*POV Fakharuddin Akhyar Al-Ameen
Ketika di ndalem hanya ada aku dan ummik, ummik mendekati posisiku duduk di meja makan dapur.
"Mbak Ufi dan Fizah ke mana, Mik?"
"Neng (di) pondok putri."
Aku santai mencari inspirasi desain baju yang akan diproduksi selanjutnya. Fashion casual
pria yang pernah kudesian sebelumnya ternyata cukup menarik minat. Di toko Ning Ala laris manis. Kehabisan stok di produksi pertamanya. Mungkin karena desain yang aku buat sederhana, tapi menarik. Harga yang kubandrol juga tidak mahal. Tapi, awal-awal Ning Ala dan Gus Rayyan komplen harga yang aku pasang terlalu mahal. Takut kalau tidak laku di pasaran. Lantas, harga kuturunkan sepuluh persen dari harga awal sebelum masuk pasaran dengan sedikit perubahan pada desain.
Ummik melirikku sedang apa. Lantas mengajakku bicara, "Mbokyo Mbak Ulya kapan-kapan digawekne desain baju sing istimewa."

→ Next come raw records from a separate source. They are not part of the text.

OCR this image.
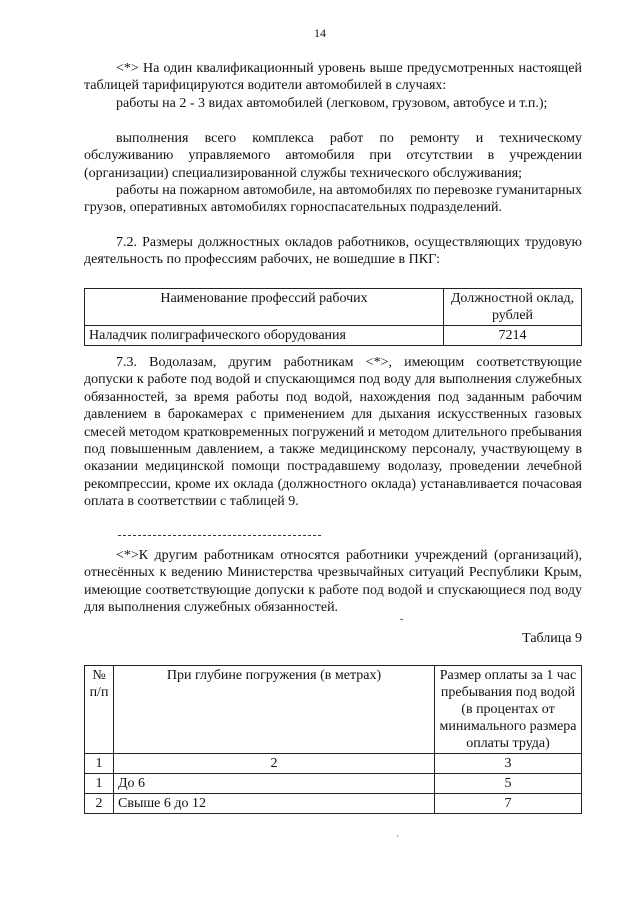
14

<*> На один квалификационный уровень выше предусмотренных настоящей таблицей тарифицируются водители автомобилей в случаях:

работы на 2 - 3 видах автомобилей (легковом, грузовом, автобусе и т.п.);

выполнения всего комплекса работ по ремонту и техническому обслуживанию управляемого автомобиля при отсутствии в учреждении (организации) специализированной службы технического обслуживания;

работы на пожарном автомобиле, на автомобилях по перевозке гуманитарных грузов, оперативных автомобилях горноспасательных подразделений.

7.2. Размеры должностных окладов работников, осуществляющих трудовую деятельность по профессиям рабочих, не вошедшие в ПКГ:

Наименование профессий рабочих	Должностной оклад, рублей
Наладчик полиграфического оборудования	7214

7.3. Водолазам, другим работникам <*>, имеющим соответствующие допуски к работе под водой и спускающимся под воду для выполнения служебных обязанностей, за время работы под водой, нахождения под заданным рабочим давлением в барокамерах с применением для дыхания искусственных газовых смесей методом кратковременных погружений и методом длительного пребывания под повышенным давлением, а также медицинскому персоналу, участвующему в оказании медицинской помощи пострадавшему водолазу, проведении лечебной рекомпрессии, кроме их оклада (должностного оклада) устанавливается почасовая оплата в соответствии с таблицей 9.

<*>К другим работникам относятся работники учреждений (организаций), отнесённых к ведению Министерства чрезвычайных ситуаций Республики Крым, имеющие соответствующие допуски к работе под водой и спускающиеся под воду для выполнения служебных обязанностей.

˘
Таблица 9
№ п/п	При глубине погружения (в метрах)	Размер оплаты за 1 час пребывания под водой (в процентах от минимального размера оплаты труда)
1	2	3
1	До 6	5
2	Свыше 6 до 12	7
·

Terjemah: (Coba Mbak Ulya kapan-kapan dibuatkan desain baju yang istimewa)
"Belum jadi istri kok, Mik. Nanti sajalah." Dengan tatapanku yang masih fokus ke layar gawai.
"Kok ngoten (begitu), Le?"
"Nggeh begitu, kan, Mik. Bagusnya begitu."

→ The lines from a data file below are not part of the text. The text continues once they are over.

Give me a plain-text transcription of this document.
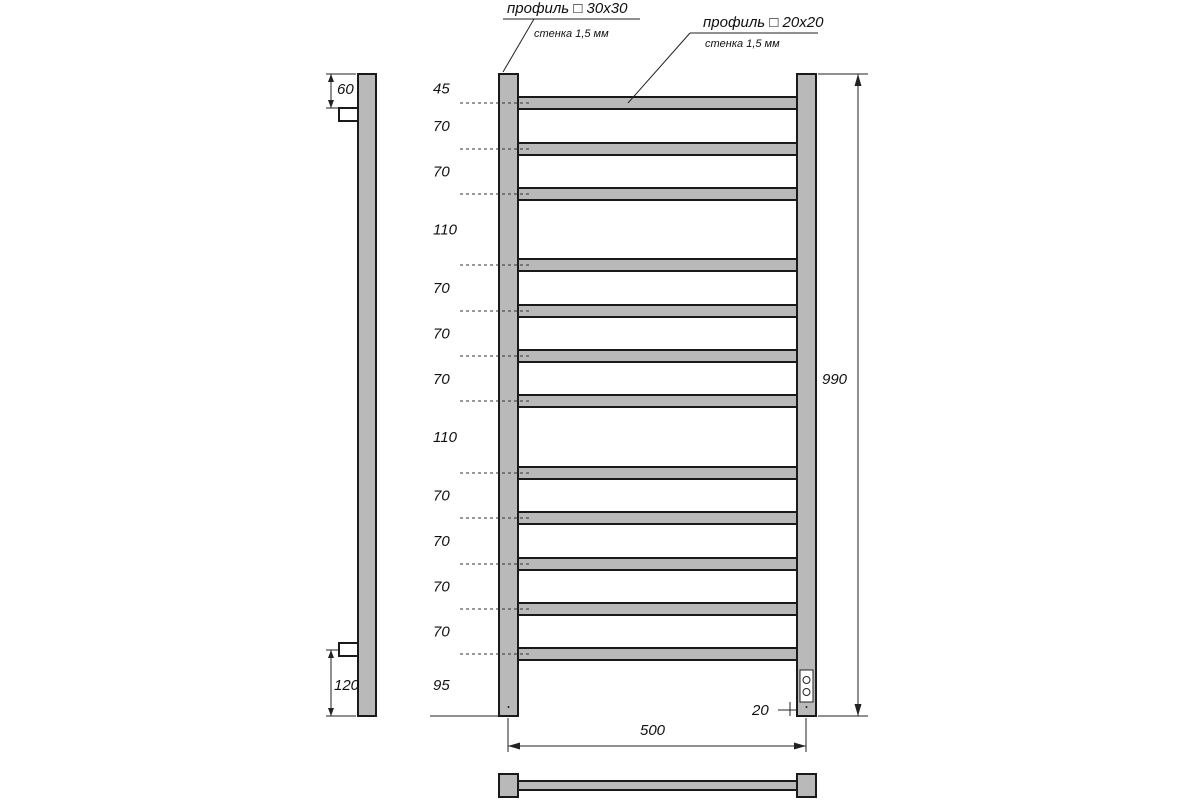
60
120
45
70
70
110
70
70
70
110
70
70
70
70
95
990
20
500
профиль □ 30x30
стенка 1,5 мм
профиль □ 20x20
стенка 1,5 мм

"Barang sing spesial iku kudu diparingne lek pun simah to, Le?"
Terjemah: (Barang yang spesial itu harus diberikan kalau sudah menikah, ya, Le?)
"Ningali sinten sing dikasih."
Terjemah: (Lihat siapa yang dikasih)
"Woh, ngono. Terus iyo gamis ijo sing sampeyan tumbas wingi pundi? Ummik pengen ndelok."

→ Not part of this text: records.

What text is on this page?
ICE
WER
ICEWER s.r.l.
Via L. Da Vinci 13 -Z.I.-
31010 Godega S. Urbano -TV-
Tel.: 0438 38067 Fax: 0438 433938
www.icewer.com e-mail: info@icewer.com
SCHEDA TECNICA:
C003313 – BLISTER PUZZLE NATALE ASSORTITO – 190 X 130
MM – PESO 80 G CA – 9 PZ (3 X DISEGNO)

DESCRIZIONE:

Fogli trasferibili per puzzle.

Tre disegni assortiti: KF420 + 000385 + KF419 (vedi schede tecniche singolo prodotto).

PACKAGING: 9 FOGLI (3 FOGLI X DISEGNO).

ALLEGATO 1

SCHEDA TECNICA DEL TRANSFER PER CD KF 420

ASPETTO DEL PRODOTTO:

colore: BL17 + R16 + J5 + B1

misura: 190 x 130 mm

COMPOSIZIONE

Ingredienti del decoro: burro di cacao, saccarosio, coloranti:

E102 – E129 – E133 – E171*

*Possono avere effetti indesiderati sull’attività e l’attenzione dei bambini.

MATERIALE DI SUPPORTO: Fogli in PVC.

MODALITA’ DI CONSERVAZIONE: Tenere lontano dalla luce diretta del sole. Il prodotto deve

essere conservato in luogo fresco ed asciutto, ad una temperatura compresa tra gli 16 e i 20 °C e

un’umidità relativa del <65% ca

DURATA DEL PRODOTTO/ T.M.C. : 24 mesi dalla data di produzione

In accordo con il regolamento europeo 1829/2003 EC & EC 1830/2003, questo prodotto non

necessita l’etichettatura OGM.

Terjemah: (Woh begitu. Terus iya gamis hijau yang kamu beli kemarin mana? Ummik ingin lihat)
Sontak aku menatap ummik.
"Kemarin, kan, Ummik sudah lihat?"
"Pengen delok maneh."
Terjemah: (Ingin lihat lagi)
Aku gamang menerawang ekspresi ummik yang santai, tapi seperti sedang bermaksud tertentu.
"Aku kasih ke orang, Mik."
"Berarti spesial yo, Le?"
"Waduh," batinku.
"Nggeh...itu...anu...nggeh biasa saja, Mik."